After 31 years of being missing, Patricia Kopta, a Pittsburgh street preacher known as "The Sparrow," has been found alive and well in a nursing home in Puerto Rico. Her disappearance had left law enforcement officials and her family perplexed. The discovery of her whereabouts has captivated people around the world.
Patricia Kopta disappeared without a trace in 1992, leaving her family in the dark about her whereabouts for more than three decades.
However, in an unexpected turn of events, she was discovered alive and well in a nursing home 1,700 miles away from her last known location in Puerto Rico, ending the long-standing mystery surrounding her disappearance.
"I don't believe it. It was a total shock," Patricia Kopta's sister, Gloria Smith, told ABC 7. "We really thought she was dead all those years."
“You wouldn’t believe what we’ve been through,” her husband, Bob Kopta, told the Pittsburgh Post-Gazette. “It’s such a relief to know she’s alive.”
Initially, according to Kopta, his wife was a typical Roman Catholic suburbanite who commuted to Pittsburgh for work during the week and attended church and ballroom dancing events on the weekends.
However, her behavior began to change over time, and she became increasingly zealous in her religious beliefs.
This later evolved into incoherent ranting and assertions that the Virgin Mary had visited her and alerted her to an imminent nuclear apocalypse.
“Something must have happened.
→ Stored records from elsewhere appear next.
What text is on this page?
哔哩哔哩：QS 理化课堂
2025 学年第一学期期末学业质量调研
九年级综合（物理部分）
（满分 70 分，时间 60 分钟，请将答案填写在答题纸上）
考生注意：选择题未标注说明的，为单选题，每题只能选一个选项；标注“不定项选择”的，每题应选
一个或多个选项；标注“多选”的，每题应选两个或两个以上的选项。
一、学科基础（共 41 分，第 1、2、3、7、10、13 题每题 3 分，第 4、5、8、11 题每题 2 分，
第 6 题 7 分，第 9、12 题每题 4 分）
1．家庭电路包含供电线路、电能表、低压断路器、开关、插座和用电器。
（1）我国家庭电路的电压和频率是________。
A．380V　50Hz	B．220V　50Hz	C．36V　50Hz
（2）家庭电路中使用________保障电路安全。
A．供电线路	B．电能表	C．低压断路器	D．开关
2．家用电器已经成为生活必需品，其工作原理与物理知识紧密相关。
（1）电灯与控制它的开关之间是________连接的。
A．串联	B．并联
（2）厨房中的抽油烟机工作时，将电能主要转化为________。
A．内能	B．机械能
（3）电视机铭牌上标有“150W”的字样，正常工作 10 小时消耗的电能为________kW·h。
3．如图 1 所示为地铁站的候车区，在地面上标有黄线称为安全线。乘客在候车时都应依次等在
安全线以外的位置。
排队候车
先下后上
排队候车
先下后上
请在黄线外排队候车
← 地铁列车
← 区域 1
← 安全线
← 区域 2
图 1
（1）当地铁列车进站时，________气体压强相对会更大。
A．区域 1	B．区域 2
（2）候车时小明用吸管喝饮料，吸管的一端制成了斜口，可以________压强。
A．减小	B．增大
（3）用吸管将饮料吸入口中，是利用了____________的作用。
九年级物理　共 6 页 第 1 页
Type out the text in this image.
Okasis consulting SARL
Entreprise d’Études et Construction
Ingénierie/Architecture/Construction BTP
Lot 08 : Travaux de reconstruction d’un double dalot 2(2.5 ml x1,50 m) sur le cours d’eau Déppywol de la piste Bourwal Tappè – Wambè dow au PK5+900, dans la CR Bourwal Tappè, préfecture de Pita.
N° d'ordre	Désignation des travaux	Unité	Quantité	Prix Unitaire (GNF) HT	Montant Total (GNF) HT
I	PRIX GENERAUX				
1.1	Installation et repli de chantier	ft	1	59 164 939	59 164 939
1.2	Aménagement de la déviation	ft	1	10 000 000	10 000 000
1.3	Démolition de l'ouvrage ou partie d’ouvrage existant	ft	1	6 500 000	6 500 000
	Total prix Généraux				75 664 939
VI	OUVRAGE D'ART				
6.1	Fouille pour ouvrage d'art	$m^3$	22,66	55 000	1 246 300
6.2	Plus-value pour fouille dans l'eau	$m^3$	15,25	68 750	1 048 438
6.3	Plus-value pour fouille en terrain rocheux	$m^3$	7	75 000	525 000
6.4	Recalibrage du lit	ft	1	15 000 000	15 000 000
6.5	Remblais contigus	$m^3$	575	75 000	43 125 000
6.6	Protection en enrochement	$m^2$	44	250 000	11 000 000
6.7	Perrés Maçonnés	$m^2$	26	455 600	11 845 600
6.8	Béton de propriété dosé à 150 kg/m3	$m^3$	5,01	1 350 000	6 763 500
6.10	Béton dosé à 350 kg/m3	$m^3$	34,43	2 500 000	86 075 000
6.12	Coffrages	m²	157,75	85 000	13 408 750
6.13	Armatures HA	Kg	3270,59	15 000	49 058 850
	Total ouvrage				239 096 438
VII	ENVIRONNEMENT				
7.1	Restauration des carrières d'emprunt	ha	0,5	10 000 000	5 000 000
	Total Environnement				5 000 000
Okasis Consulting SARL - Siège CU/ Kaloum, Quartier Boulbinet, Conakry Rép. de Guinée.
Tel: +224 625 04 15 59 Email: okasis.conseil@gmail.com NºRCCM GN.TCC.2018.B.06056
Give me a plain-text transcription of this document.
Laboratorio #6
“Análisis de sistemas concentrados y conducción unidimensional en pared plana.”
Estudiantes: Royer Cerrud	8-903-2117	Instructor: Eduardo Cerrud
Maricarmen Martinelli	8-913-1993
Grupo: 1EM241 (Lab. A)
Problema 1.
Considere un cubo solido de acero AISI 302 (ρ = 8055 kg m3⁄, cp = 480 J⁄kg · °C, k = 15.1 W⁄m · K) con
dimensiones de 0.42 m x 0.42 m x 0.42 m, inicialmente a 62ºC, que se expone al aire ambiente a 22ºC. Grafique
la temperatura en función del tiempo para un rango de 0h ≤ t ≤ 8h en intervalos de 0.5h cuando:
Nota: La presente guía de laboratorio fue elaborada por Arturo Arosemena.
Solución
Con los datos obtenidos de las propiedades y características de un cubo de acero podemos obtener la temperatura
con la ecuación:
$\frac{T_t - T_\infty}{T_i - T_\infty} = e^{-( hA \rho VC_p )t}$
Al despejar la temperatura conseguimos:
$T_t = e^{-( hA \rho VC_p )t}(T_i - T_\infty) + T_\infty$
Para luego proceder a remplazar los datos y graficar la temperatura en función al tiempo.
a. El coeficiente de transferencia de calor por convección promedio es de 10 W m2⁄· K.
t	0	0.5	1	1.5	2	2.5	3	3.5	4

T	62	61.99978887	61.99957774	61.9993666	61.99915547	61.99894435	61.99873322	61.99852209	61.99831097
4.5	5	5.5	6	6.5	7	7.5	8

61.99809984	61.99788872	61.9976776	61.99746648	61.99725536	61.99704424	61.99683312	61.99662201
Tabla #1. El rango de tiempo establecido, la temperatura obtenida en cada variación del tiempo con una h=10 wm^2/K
Somebody got to her because she started on this whole ‘the world is going to end’ thing,” Bob Kopta said.
“She lost her job and started hanging around downtown. When there was a baseball game going on, when a concert was going on, she’d be telling everybody to go home because the world was going to end in three days.”
Kopta was a short, wiry woman with an erratic gait. Those who saw her downtown called her “The Sparrow.”
As described in a 1998 Post-Gazette piece, “The Sparrow was a fixture at Gateway Center, on the streets of Oakland, outside Three Rivers [Stadium] and sometimes in the middle of McKnight Road, where she’d lean into open car windows at traffic lights and inform startled drivers of God’s impending wrath… Her absence has been noted incrementally in the city.”
In the years leading up to her disappearance, Patricia Kopta was mugged by a group of girls who stole her wedding and engagement rings.
She also had several interactions with law enforcement, including an arrest in Monroeville where medical professionals diagnosed her with symptoms of schizophrenia and delusions of grandeur. Then, in 1992, Bob Kopta returned home to find his wife had vanished.
At the age of 52, Patricia Kopta disappeared without a trace from the streets of Pittsburgh, leaving her husband, siblings, and law enforcement officials baffled.
Her case was eventually declared cold, and she was presumed dead. However, it was later discovered that she had checked into an adult care center in 1999 and initially claimed to have arrived in Puerto Rico via a cruise ship from Europe, according to Brian Kohlhepp, the Deputy Police Chief of Ross Township, as reported by CBS Pittsburgh.
With the onset of dementia, Patricia Kopta began to reveal bits and pieces about her life to a social worker, who then contacted an Interpol officer.
The officer reached out to Brian Kohlhepp, and eventually, Patricia's identity was confirmed through a DNA sample.
Months later, the police informed her husband, Bob, that his missing wife had been located almost 2,000 miles away.
“I come home one night and she’s just gone and nobody knows where she’s at,” Bob said during a police press conference Thursday.
“It’s been going on almost 31 years and it’s been bad. It cost me a lot of money. I even put advertisements down in the paper in Puerto Rico looking for her.”
According to her husband, who is now 83 years old, Smith had been dealing with mental health issues when she vanished.
He mentioned that she frequently desired to go to Puerto Rico where the climate was warm.
Smith was a well-known street preacher in the local community and was affectionately called "Patty" and "The Sparrow." She was often seen spending time outside in the city.
Smith expressed that the past 31 years have been devastating for her family.
“It was hard on all of us because my mother, her [other] sister and myself worried about her constantly,” she said.
But she said she hopes to pay her aging sis a visit down south.
“We’re so happy and I hope I can get down to see her,” she said.